Supporting the national strike against cuts today in London

Having spent Monday at the Coalition of Resistance office calling up volunteers to help distribute placards today at the SERTUC (South East Region TUC) rally at Lincoln's Inn Fields in central London, I will be down there today distributing those same placards. The Green Party is affiliated to COR and several prominent Greens, including me, are on COR's national steering committee. The rally is timed for 12 noon and then there will be a march down to Embankment. I will also be marching with 'Queers Against the Cuts' the LGBT group, which is campaigning against the cuts agenda. The Green Party Trade Union Group will also have a stall positioned beside COR's and we will be working together.

I went to the very well attended 'Eurozone in Meltdown' meeting on Monday night, organised by COR, where we heard some very good speakers, including the Assistant General Secretary of the NUT, and speakers from both Italy and Greece, giving accounts of what is really happening there on the ground. One of the contributions from the floor was from a woman teacher in Camden, who described how the children in her class spontaneously started producing banners and materials for today's demonstration because they recognise that those marching today to protect our public services and against cuts are also marching for their future. As Kevin Courtney, the NUT Asst General Secretary, said at the meeting: "They wonder why there is so much youth unemployment, yet they are calling on older workers to work for many more years."

The news yesterday from Osborne's Autumn Statement is effectively that the Tories and their Lib Dem allies have declared class war on all those working in the public sector, pensioners and the unemployed. The statement that there will be years of cuts and austerity ahead, with no sign of real government intervention to create jobs or build a green economy means, in effect, as many journalists have stated, a lost decade. Some even speculate that it could mean two lost decades. The real impact of this on the lives of those plunged into poverty and unemployment is incalculable. And as Will Hutton said last night on BBC News, this could be worse that the 30s.
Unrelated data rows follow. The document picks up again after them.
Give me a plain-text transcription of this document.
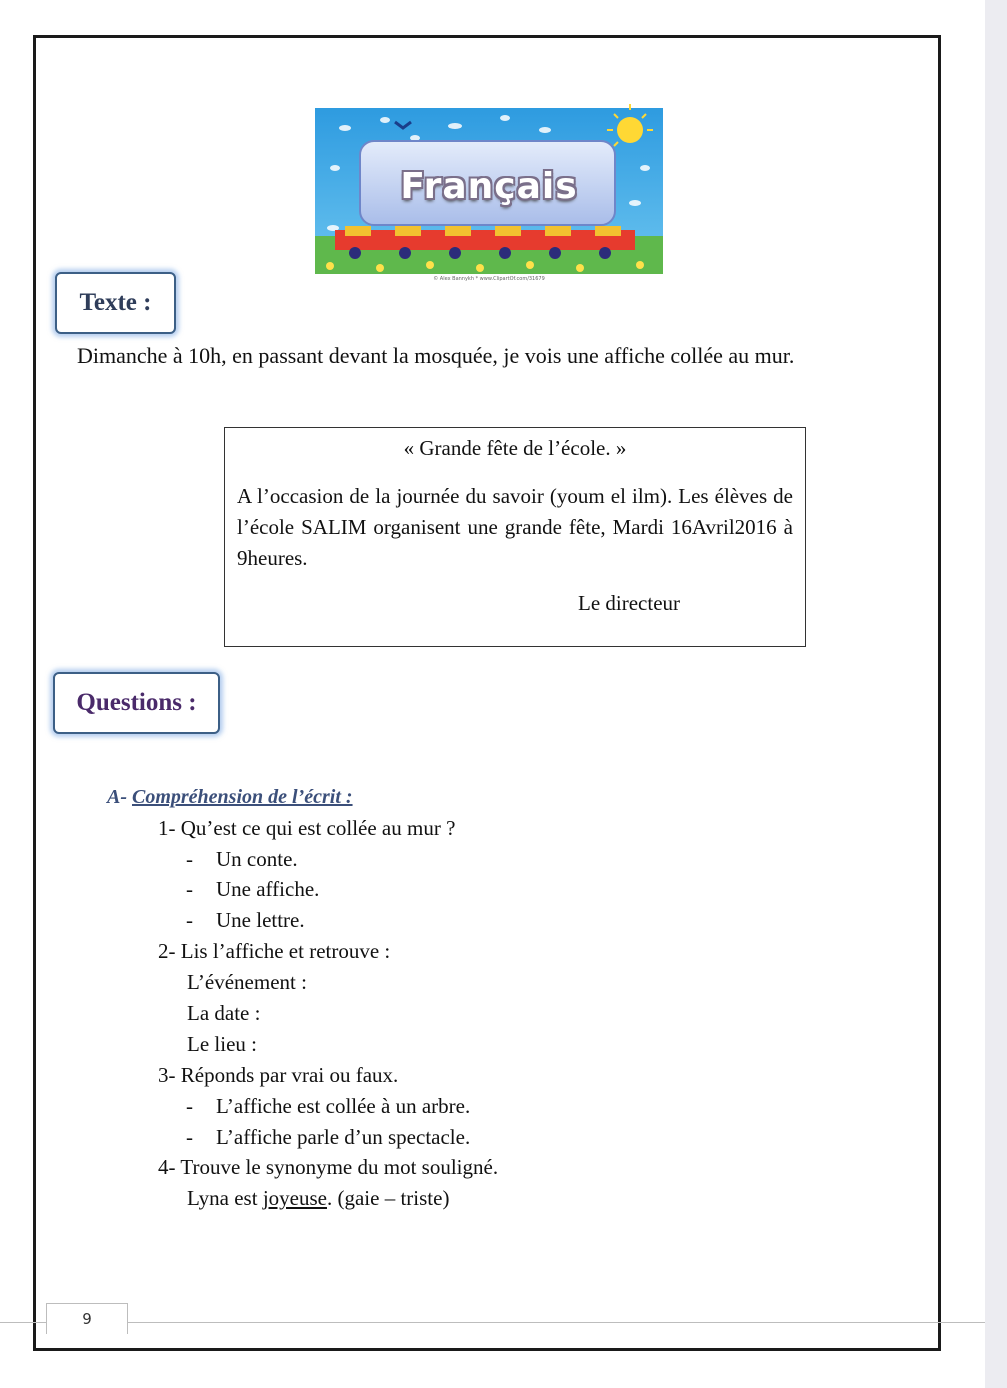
Français
© Alex Bannykh * www.ClipartOf.com/31679
Texte :
Dimanche à 10h, en passant devant la mosquée, je vois une affiche collée au mur.
« Grande fête de l’école. »
A l’occasion de la journée du savoir (youm el ilm). Les élèves de l’école SALIM organisent une grande fête, Mardi 16Avril2016 à 9heures.
Le directeur
Questions :
A- Compréhension de l’écrit :
1- Qu’est ce qui est collée au mur ?
- Un conte.
- Une affiche.
- Une lettre.
2- Lis l’affiche et retrouve :
L’événement :
La date :
Le lieu :
3- Réponds par vrai ou faux.
- L’affiche est collée à un arbre.
- L’affiche parle d’un spectacle.
4- Trouve le synonyme du mot souligné.
Lyna est joyeuse. (gaie – triste)
9
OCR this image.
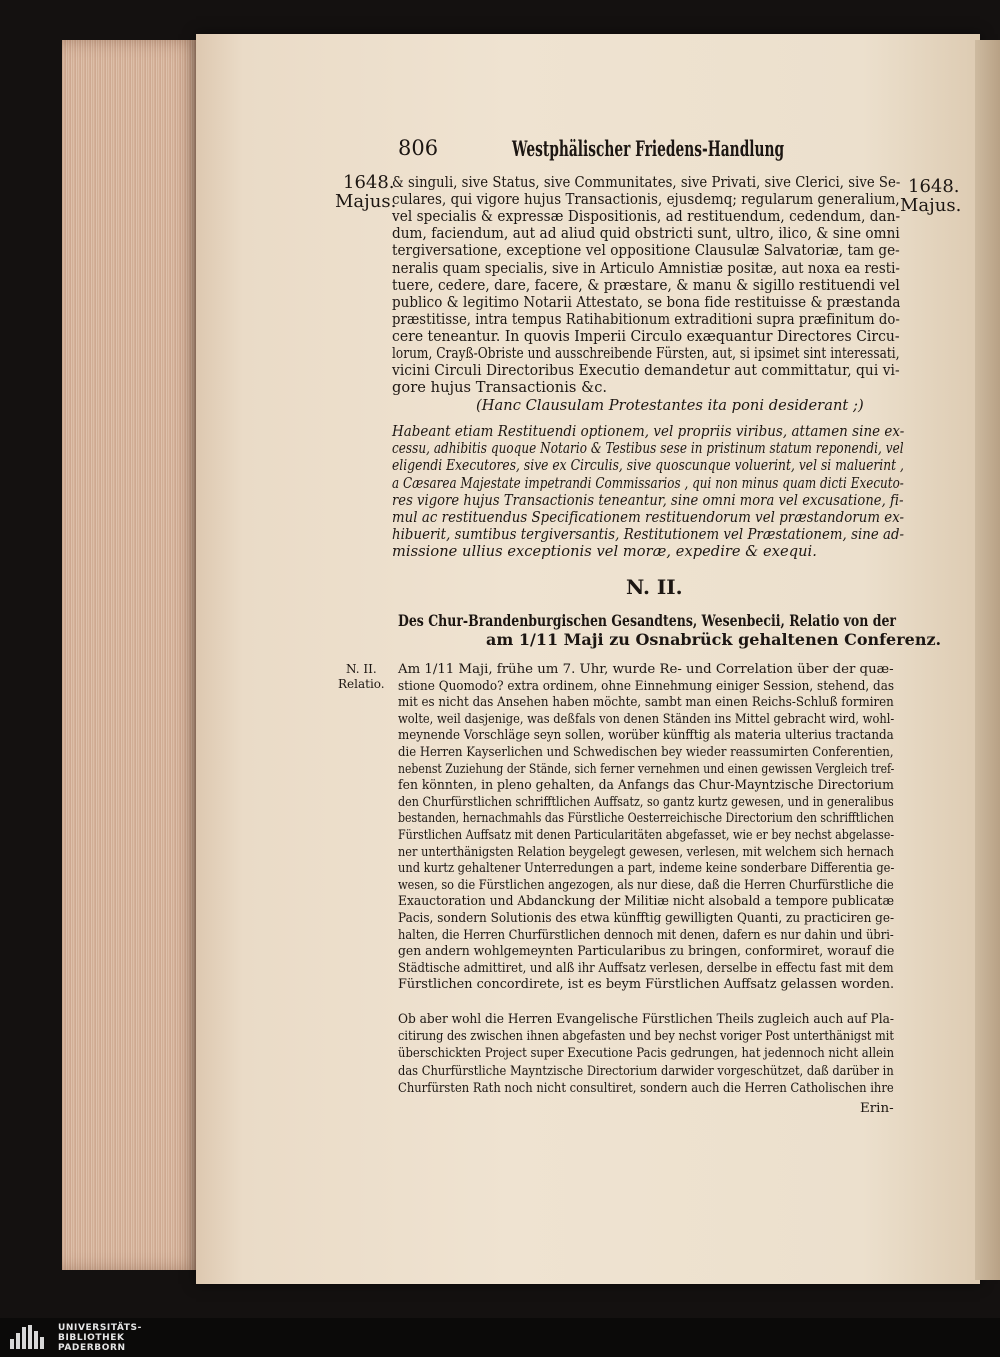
806	Westphälischer Friedens-Handlung
1648.
Majus.
1648.
Majus.
& singuli, sive Status, sive Communitates, sive Privati, sive Clerici, sive Se-
culares, qui vigore hujus Transactionis, ejusdemq; regularum generalium,
vel specialis & expressæ Dispositionis, ad restituendum, cedendum, dan-
dum, faciendum, aut ad aliud quid obstricti sunt, ultro, ilico, & sine omni
tergiversatione, exceptione vel oppositione Clausulæ Salvatoriæ, tam ge-
neralis quam specialis, sive in Articulo Amnistiæ positæ, aut noxa ea resti-
tuere, cedere, dare, facere, & præstare, & manu & sigillo restituendi vel
publico & legitimo Notarii Attestato, se bona fide restituisse & præstanda
præstitisse, intra tempus Ratihabitionum extraditioni supra præfinitum do-
cere teneantur. In quovis Imperii Circulo exæquantur Directores Circu-
lorum, Crayß-Obriste und ausschreibende Fürsten, aut, si ipsimet sint interessati,
vicini Circuli Directoribus Executio demandetur aut committatur, qui vi-
gore hujus Transactionis &c.
(Hanc Clausulam Protestantes ita poni desiderant ;)
Habeant etiam Restituendi optionem, vel propriis viribus, attamen sine ex-
cessu, adhibitis quoque Notario & Testibus sese in pristinum statum reponendi, vel
eligendi Executores, sive ex Circulis, sive quoscunque voluerint, vel si maluerint ,
a Cæsarea Majestate impetrandi Commissarios , qui non minus quam dicti Executo-
res vigore hujus Transactionis teneantur, sine omni mora vel excusatione, fi-
mul ac restituendus Specificationem restituendorum vel præstandorum ex-
hibuerit, sumtibus tergiversantis, Restitutionem vel Præstationem, sine ad-
missione ullius exceptionis vel moræ, expedire & exequi.
N. II.
Des Chur-Brandenburgischen Gesandtens, Wesenbecii, Relatio von der
am 1/11 Maji zu Osnabrück gehaltenen Conferenz.
N. II.
Relatio.
Am 1/11 Maji, frühe um 7. Uhr, wurde Re- und Correlation über der quæ-
stione Quomodo? extra ordinem, ohne Einnehmung einiger Session, stehend, das
mit es nicht das Ansehen haben möchte, sambt man einen Reichs-Schluß formiren
wolte, weil dasjenige, was deßfals von denen Ständen ins Mittel gebracht wird, wohl-
meynende Vorschläge seyn sollen, worüber künfftig als materia ulterius tractanda
die Herren Kayserlichen und Schwedischen bey wieder reassumirten Conferentien,
nebenst Zuziehung der Stände, sich ferner vernehmen und einen gewissen Vergleich tref-
fen könnten, in pleno gehalten, da Anfangs das Chur-Mayntzische Directorium
den Churfürstlichen schrifftlichen Auffsatz, so gantz kurtz gewesen, und in generalibus
bestanden, hernachmahls das Fürstliche Oesterreichische Directorium den schrifftlichen
Fürstlichen Auffsatz mit denen Particularitäten abgefasset, wie er bey nechst abgelasse-
ner unterthänigsten Relation beygelegt gewesen, verlesen, mit welchem sich hernach
und kurtz gehaltener Unterredungen a part, indeme keine sonderbare Differentia ge-
wesen, so die Fürstlichen angezogen, als nur diese, daß die Herren Churfürstliche die
Exauctoration und Abdanckung der Militiæ nicht alsobald a tempore publicatæ
Pacis, sondern Solutionis des etwa künfftig gewilligten Quanti, zu practiciren ge-
halten, die Herren Churfürstlichen dennoch mit denen, dafern es nur dahin und übri-
gen andern wohlgemeynten Particularibus zu bringen, conformiret, worauf die
Städtische admittiret, und alß ihr Auffsatz verlesen, derselbe in effectu fast mit dem
Fürstlichen concordirete, ist es beym Fürstlichen Auffsatz gelassen worden.
Ob aber wohl die Herren Evangelische Fürstlichen Theils zugleich auch auf Pla-
citirung des zwischen ihnen abgefasten und bey nechst voriger Post unterthänigst mit
überschickten Project super Executione Pacis gedrungen, hat jedennoch nicht allein
das Churfürstliche Mayntzische Directorium darwider vorgeschützet, daß darüber in
Churfürsten Rath noch nicht consultiret, sondern auch die Herren Catholischen ihre
Erin-
UNIVERSITÄTS-
BIBLIOTHEK
PADERBORN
I am not on strike today, as I work in the voluntary sector, where we do not even get a pension of any kind, but this strike is far wider than protecting public sector pensions - important enough as that is - but is also the struggle to protect public services against the cuts. That is the reason why I have taken a day off work to march alongside all of those who are fighting for the real "big society". As Thoreau said: "Justice is sweet and musical; but injustice is harsh and discordant." And harsh and discordant sounds are what we are hearing from this government of the bankers, by the bnakers and for the bankers.